伝統的建造物群保存地区は、市町村が条例の中で定める、いわゆる町並み保存地区です。それを国が選定すると「重要伝統的建造物群保存地区」となります。鹿児島県内では、出水・知覧・入来の3か所。いずれもに武家地の町並みで、旧薩摩藩の外城制度で形成された武家屋敷群です。外城113か所の中でも出水は大郷とされ、中世山城のそばに、江戸時代になって区画整理された美しい町並みが作られました。

出水麓歴史館写真

一昨年、オープンしたばかりのガイダンス施設「出水麓歴史館」を訪ねました。中に入るとナンコ教室開催中。地元の皆さんの手ほどきで、親子連れがほのぼのと、昔遊びを楽しんでいました。入館記念缶バッジ(公開武家屋敷との共通パスポート)は、持っていると年内何回でも観覧できる、ありがたいお土産です。私は遠方で結局一回しか行けませんでしたが、リピート探訪者には、うれしい特典ですね。さて、その公開武家屋敷の一つ「税所邸」は、加世田から移った上級郷士のお屋敷です。

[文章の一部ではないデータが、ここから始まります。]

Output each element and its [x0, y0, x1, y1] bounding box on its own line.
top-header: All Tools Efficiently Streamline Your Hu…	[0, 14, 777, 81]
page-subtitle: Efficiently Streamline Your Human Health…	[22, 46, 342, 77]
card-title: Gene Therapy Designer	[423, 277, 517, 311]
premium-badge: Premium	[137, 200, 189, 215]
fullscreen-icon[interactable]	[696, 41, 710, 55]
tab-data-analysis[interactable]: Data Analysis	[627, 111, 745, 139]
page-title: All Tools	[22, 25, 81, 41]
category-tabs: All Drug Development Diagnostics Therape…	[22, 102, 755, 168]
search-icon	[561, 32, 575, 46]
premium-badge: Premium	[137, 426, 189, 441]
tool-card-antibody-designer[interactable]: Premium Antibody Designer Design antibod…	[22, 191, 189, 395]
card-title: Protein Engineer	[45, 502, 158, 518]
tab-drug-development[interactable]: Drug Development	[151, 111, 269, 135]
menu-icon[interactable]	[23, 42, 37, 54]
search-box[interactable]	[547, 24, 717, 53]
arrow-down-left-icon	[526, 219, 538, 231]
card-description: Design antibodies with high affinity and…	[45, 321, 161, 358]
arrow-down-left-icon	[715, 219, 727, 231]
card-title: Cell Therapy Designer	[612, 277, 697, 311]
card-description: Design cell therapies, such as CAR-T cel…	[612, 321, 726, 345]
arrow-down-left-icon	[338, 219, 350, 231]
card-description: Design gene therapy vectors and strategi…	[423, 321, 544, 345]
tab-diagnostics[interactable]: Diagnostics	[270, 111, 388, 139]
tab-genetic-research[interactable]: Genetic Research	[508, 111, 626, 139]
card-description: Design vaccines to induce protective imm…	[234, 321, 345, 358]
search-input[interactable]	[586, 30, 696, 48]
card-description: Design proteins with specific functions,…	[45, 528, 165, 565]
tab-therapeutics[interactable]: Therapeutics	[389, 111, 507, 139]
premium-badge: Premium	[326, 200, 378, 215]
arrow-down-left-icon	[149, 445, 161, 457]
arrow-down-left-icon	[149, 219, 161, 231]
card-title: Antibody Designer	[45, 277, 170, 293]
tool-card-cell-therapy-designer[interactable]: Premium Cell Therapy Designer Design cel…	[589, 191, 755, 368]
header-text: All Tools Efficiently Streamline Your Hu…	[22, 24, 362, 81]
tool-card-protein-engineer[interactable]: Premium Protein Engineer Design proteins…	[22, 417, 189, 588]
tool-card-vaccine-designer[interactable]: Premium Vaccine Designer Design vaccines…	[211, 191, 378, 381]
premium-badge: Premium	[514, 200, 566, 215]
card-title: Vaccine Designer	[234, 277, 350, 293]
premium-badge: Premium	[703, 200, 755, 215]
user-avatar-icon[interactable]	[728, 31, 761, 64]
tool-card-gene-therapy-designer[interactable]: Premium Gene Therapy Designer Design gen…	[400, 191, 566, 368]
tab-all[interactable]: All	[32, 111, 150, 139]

加世田は戦国時代、出水を本拠にした薩州島津家が治めた地。後に島津忠良(日新公)が加世田別府城を落とし、その城をとり囲むように、武家屋敷群が形成されていきました。お城の麓、本当の意味の「麓集落」です。1768年には麓を南北に貫く益山用水が街道沿いに作られます。「用水路に掛かる石橋を渡って武家門をくぐる」加世田麓ならではの景観が、250年間変わりません。

出水や知覧の整然とした近世都市計画地とは一味違う「生きている町並み博物館」を、加世田麓では見ることができます。